Afgelopen weekend zag ik de film Never on Sunday en las ik haar biografie I was born Greek, een boek dat in 1971 verscheen. De film is half musical, half comedie, niet helemaal mijn favoriete genre. De verhaallijn is simpel: een Amerikaans filosoof, genaamd Homer, bezoekt Griekenland en ontmoet daar het hoertje Illia. De rol van Homer wordt gespeeld door de filmregisseur Jules Dassin zelf, en Illia is natuurlijk Melina Mercouri. Illia geniet van het leven en haar zelfstandigheid. Ze wordt alleen af en toe lastiggevallen door de pooier No Face, die in haar zelfstandigheid een bedreiging ziet voor de hoeren die voor hem werken. Homer doet verwoede pogingen haar beschaving bij te brengen en probeert haar zelfs te bewegen uit het vak te stappen. Een soort jaren ’60 variant van Pretty Woman, zou je kunnen zeggen. Met dit verschil dat Never on Sunday niet eindigt met een eind-goed-al-goed voor Homer en Illia, maar met een Homer die met de boot uit Piraeus vertrekt, en Illia die achterblijft tussen al haar bewonderaars.

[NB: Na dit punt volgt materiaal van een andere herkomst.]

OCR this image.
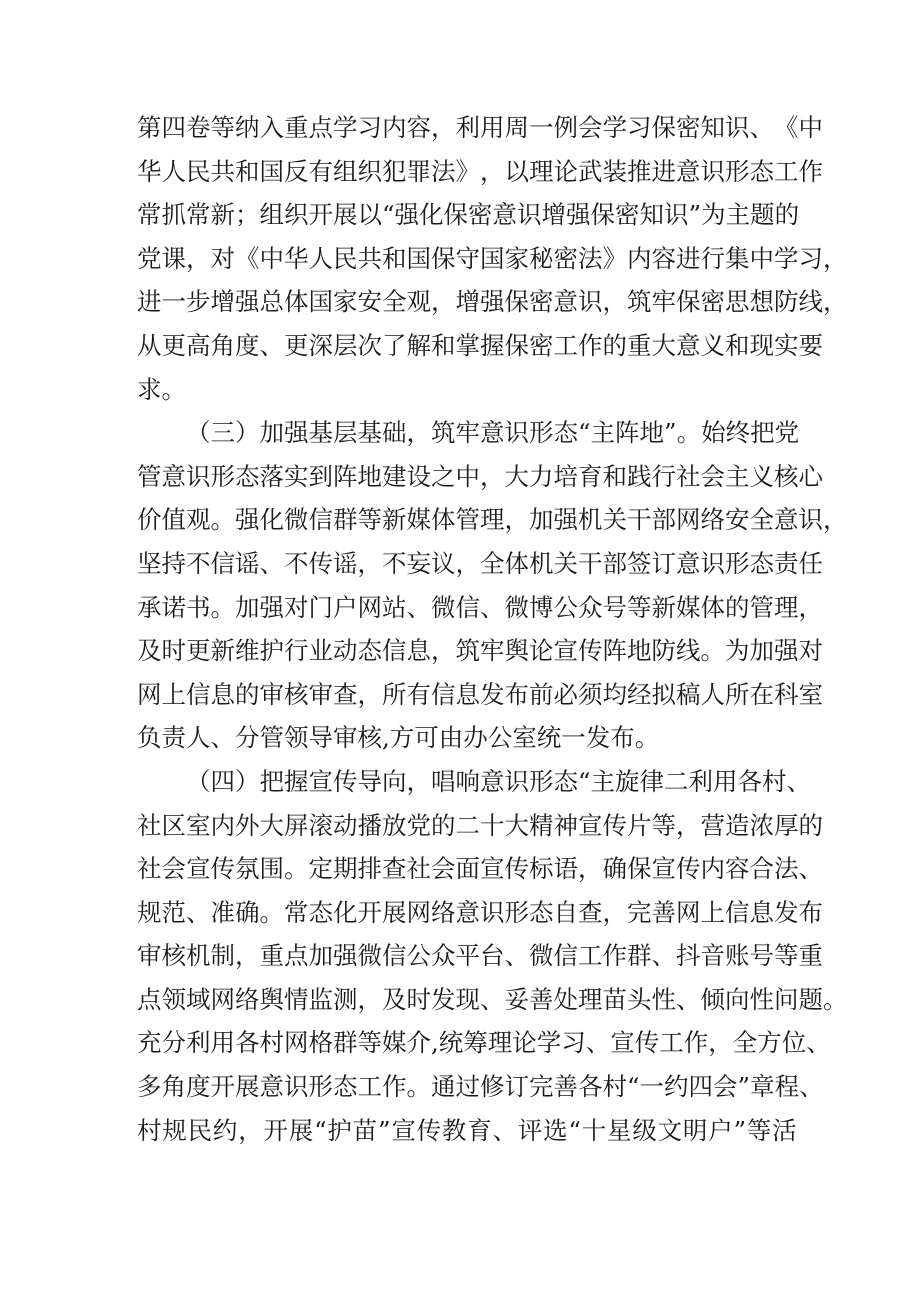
第 四 卷 等 纳 入 重 点 学 习 内 容 ， 利 用 周 一 例 会 学 习 保 密 知 识 、 《 中
华 人 民 共 和 国 反 有 组 织 犯 罪 法 》 ， 以 理 论 武 装 推 进 意 识 形 态 工 作
常 抓 常 新 ； 组 织 开 展 以 “ 强 化 保 密 意 识 增 强 保 密 知 识 ” 为 主 题 的
党 课 ， 对 《 中 华 人 民 共 和 国 保 守 国 家 秘 密 法 》 内 容 进 行 集 中 学 习 ，
进 一 步 增 强 总 体 国 家 安 全 观 ， 增 强 保 密 意 识 ， 筑 牢 保 密 思 想 防 线 ，
从 更 高 角 度 、 更 深 层 次 了 解 和 掌 握 保 密 工 作 的 重 大 意 义 和 现 实 要
求。
（ 三 ） 加 强 基 层 基 础 ， 筑 牢 意 识 形 态 “ 主 阵 地 ” 。 始 终 把 党
管 意 识 形 态 落 实 到 阵 地 建 设 之 中 ， 大 力 培 育 和 践 行 社 会 主 义 核 心
价 值 观 。 强 化 微 信 群 等 新 媒 体 管 理 ， 加 强 机 关 干 部 网 络 安 全 意 识 ，
坚 持 不 信 谣 、 不 传 谣 ， 不 妄 议 ， 全 体 机 关 干 部 签 订 意 识 形 态 责 任
承 诺 书 。 加 强 对 门 户 网 站 、 微 信 、 微 博 公 众 号 等 新 媒 体 的 管 理 ，
及 时 更 新 维 护 行 业 动 态 信 息 ， 筑 牢 舆 论 宣 传 阵 地 防 线 。 为 加 强 对
网 上 信 息 的 审 核 审 查 ， 所 有 信 息 发 布 前 必 须 均 经 拟 稿 人 所 在 科 室
负责人、分管领导审核,方可由办公室统一发布。
（ 四 ） 把 握 宣 传 导 向 ， 唱 响 意 识 形 态 “ 主 旋 律 二 利 用 各 村 、
社 区 室 内 外 大 屏 滚 动 播 放 党 的 二 十 大 精 神 宣 传 片 等 ， 营 造 浓 厚 的
社 会 宣 传 氛 围 。 定 期 排 查 社 会 面 宣 传 标 语 ， 确 保 宣 传 内 容 合 法 、
规 范 、 准 确 。 常 态 化 开 展 网 络 意 识 形 态 自 查 ， 完 善 网 上 信 息 发 布
审 核 机 制 ， 重 点 加 强 微 信 公 众 平 台 、 微 信 工 作 群 、 抖 音 账 号 等 重
点 领 域 网 络 舆 情 监 测 ， 及 时 发 现 、 妥 善 处 理 苗 头 性 、 倾 向 性 问 题 。
充 分 利 用 各 村 网 格 群 等 媒 介 , 统 筹 理 论 学 习 、 宣 传 工 作 ， 全 方 位 、
多 角 度 开 展 意 识 形 态 工 作 。 通 过 修 订 完 善 各 村 “ 一 约 四 会 ” 章 程 、
村 规 民 约 ， 开 展 “ 护 苗 ” 宣 传 教 育 、 评 选 “ 十 星 级 文 明 户 ” 等 活
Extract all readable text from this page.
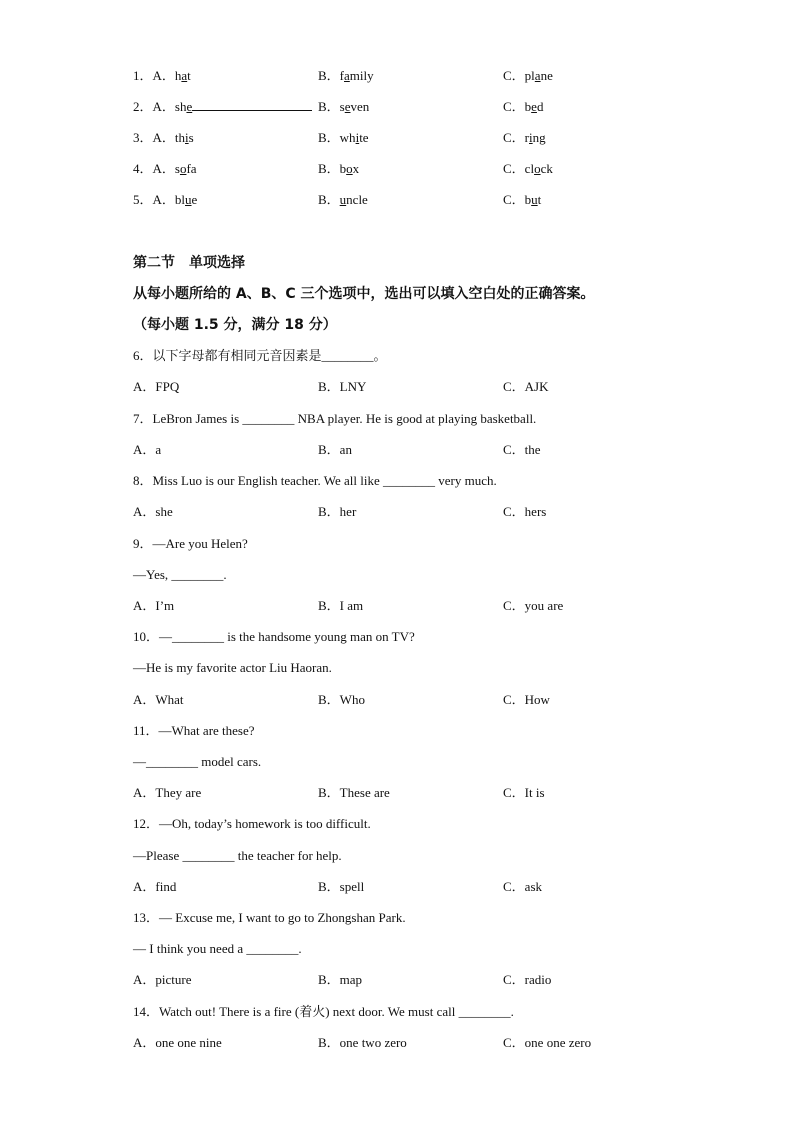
1．A．hat	B．family	C．plane
2．A．she	B．seven	C．bed
3．A．this	B．white	C．ring
4．A．sofa	B．box	C．clock
5．A．blue	B．uncle	C．but
第二节　单项选择
从每小题所给的 A、B、C 三个选项中，选出可以填入空白处的正确答案。
（每小题 1.5 分，满分 18 分）
6．以下字母都有相同元音因素是________。
A．FPQ	B．LNY	C．AJK
7．LeBron James is ________ NBA player. He is good at playing basketball.
A．a	B．an	C．the
8．Miss Luo is our English teacher. We all like ________ very much.
A．she	B．her	C．hers
9．—Are you Helen?
—Yes, ________.
A．I’m	B．I am	C．you are
10．—________ is the handsome young man on TV?
—He is my favorite actor Liu Haoran.
A．What	B．Who	C．How
11．—What are these?
—________ model cars.
A．They are	B．These are	C．It is
12．—Oh, today’s homework is too difficult.
—Please ________ the teacher for help.
A．find	B．spell	C．ask
13．— Excuse me, I want to go to Zhongshan Park.
— I think you need a ________.
A．picture	B．map	C．radio
14．Watch out! There is a fire (着火) next door. We must call ________.
A．one one nine	B．one two zero	C．one one zero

In werkelijkheid kwam het wel goed: Dassin en Mercouri, al voor het draaien van de film elkaars geliefde, trouwen in 1966 met elkaar en blijven bij elkaar tot het overlijden van Mercouri in 1994. Wat de film in mijn ogen fantastisch maakt, is allereerst de muziek van Manos Hadjidakis (hetgeen ook leidde tot een Oscar) maar vooral de persoon van Mercouri. Zij heeft een enorme uitstraling, is prachtig, charismatisch, en zichzelf (zo lijkt het).

In de biografie is meer te lezen over de achtergrond en totstandkoming van de film. Dassin en Mercouri vertrekken naar Piraeus om het script te schrijven, geld in te zamelen, en de film te draaien. Dat verloopt niet helemaal succesvol. Om te beginnen is niemand bereid geld in de film te steken (misschien vanwege de voorlopige titel The Happy Whore?). Het script wordt in 10 dagen geschreven, tijdens het draaien wordt veel gebruik gemaakt van amateurs en familie, en Dassin speelt de rol van Homer om geld te besparen. Om het drama compleet te maken krijgt Dassin ook nog een ongeluk in de haven van Piraeus.
Uiteindelijk komt het wel goed: de film wordt de Griekse inzending voor het filmfestival in Cannes, en daar krijgt Mercouri de Best Actress Award. De film wordt wereldwijd vertoond en geeft een enorme impuls aan de muziek en cultuur van Griekenland. Het Griekse Verkeersbureau had zich geen betere promotie-film kunnen wensen.